Oysa teolojik kader fikri, hukuki sorumluluk fikrini ortadan kaldıramaz, söyleyenler de iyi biliyor. Hukuk tersine çevrilmişse, tersliği gösterecek medyanın ağzı bağlanmışsa, idari uygulamalarla siyaset yapma hakkı yok edilmişse, eski ideolojik örtüler de yeni teolojik örtüler de işe yarar diye umuluyor.

Gizlenmek istenen şey, bu katliamların ilk sorumlularının siyaseten egemen olanlar olduğudur, elbette beraberinden gizlenmek istenen şey büyük sermayenin çıkarları, yani kâr mekanizmasıdır.

Can işlerinde elden çıkan her sistemik cinayete ‘kaza’ denilmesinin sebebi var: Aynı düzene devam arzusu.

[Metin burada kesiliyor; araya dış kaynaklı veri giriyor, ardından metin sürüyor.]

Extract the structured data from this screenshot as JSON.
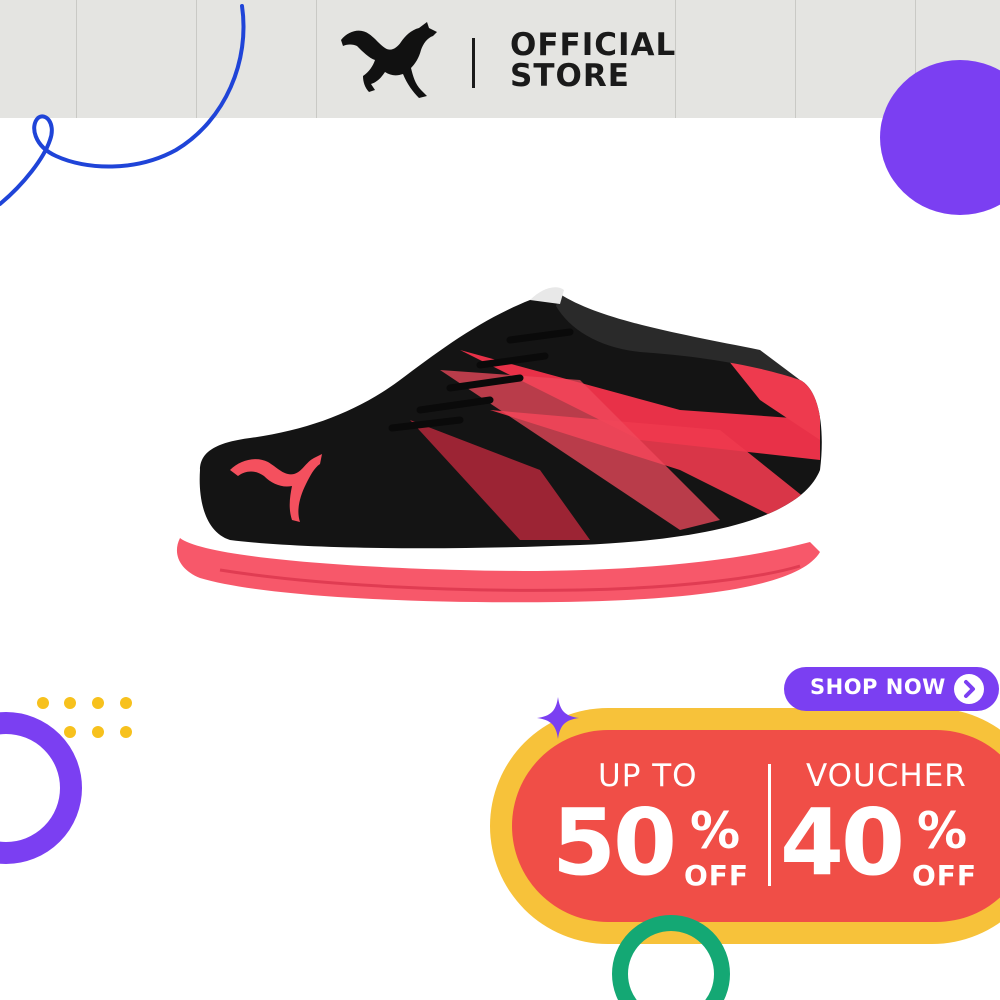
{
  "header": {
    "brand_logo_icon": "puma-cat-logo-icon",
    "store_line1": "OFFICIAL",
    "store_line2": "STORE"
  },
  "product": {
    "image_icon": "futsal-shoe-image",
    "colors": {
      "upper": "#141414",
      "accent": "#ee3a4e",
      "sole": "#f7586a"
    }
  },
  "promo": {
    "shop_now_label": "SHOP NOW",
    "shop_now_icon": "chevron-right-icon",
    "discount_prefix": "UP TO",
    "discount_value": "50",
    "discount_percent": "%",
    "discount_suffix": "OFF",
    "voucher_label": "VOUCHER",
    "voucher_value": "40",
    "voucher_percent": "%",
    "voucher_suffix": "OFF"
  },
  "colors": {
    "header_bg": "#e4e4e1",
    "purple": "#7b3ff2",
    "yellow": "#f7c23a",
    "red": "#f04e47",
    "green": "#14a874",
    "blue_line": "#1f44d8"
  }
}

Mükellef türküsündeki gibi, dün de madencilere ‘Cehennem deliğine gir’ dediler alçak ve yüksek makamlar. O yüzden ne istifa gelir, ne özür gelir, ne yargı tutumunu değiştirir. İtiraz edenlerin, protesto edenlerin mücrimleştirilmesi de doğaldır, işçiyi çar naçar en ağır şartlara mecbur eden güç, düzenden rahatsız olanın kafasına inmeyecek de nereye inecek?

EN İYİSİ BUNLAR İSE KAPATIN GİTSİN

Hem Soma’da, hem Bartın’da, facianın meydana geldiği ocakların “bütün tedbirlerin alındığı, iyi durumdaki ocaklar” olduğu iddiaları dolaşıma sokulmuştu. En iyisi buysa çözüm daha da kolay: Kapatın gitsin. Sadece can pahasına devamı mümkün olan bir faaliyet ile karşı karşıyayız demektir. Öyleyse devamında ne fayda var? Ya resmen “İşçinin canı, benim kârımdan önemsiz” diye ilan edersiniz ya da o faaliyeti bitirirsiniz. Yapmıyorlar çünkü kâr candan önemli, patron işçiden önemli. Kâr ekonomisi can ekonomisinden önemli. Öyle olduğu için de “cezasızlık mekanizması” emek mücadelesinde de ön saflarda tutuluyor.

Savcılar, polisler, jandarmalar, katliam mahallini çevirip delil toplamaya koyulacağına, Amasra’yı tecrit edip, işçilerin yakınlarını susturup, mücadele azmini ve hakikati öğrenme arzusunu baskılamaya çalışıyorlar. Hedef basit: 41 işçinin canına mal olan faciada, bazı başka işçileri mahkum edip konuyu kapatmak ve kanlı ekonominin salimen devamını temin etmek. Bu sistem kömürü ekonomiye kazandırma sistemi değil, işçiyi kömüre çevirme sistemi. Muhalefet, iktidar piş ağzıma düş rüyasından kurtulup siyasete başlayacaksa, Bartın faciası zaten onu çalışmaya davet ediyor. Yokluğu, yoksulluğu, ölüme mahkumiyeti siyasal mücadele için sebep saymıyorsa “kader planı”nı yönetenleri hep arkadan izlemekten kurtuluş şansı bulamaz zaten. Konu dini değil, bir noktadan sonra hukuki bile değil siyasal; yokluğa, yoksulluğa ve ölüme mahkum olanın durumunu değiştirmeye dönük hamleleri, planları, mücadeleleri olmayan, gidişatı değiştirme imkanına nasıl kavuşabilir? En fazla kâr dininin iktidarına yardımcı oyunculuk yapabilir.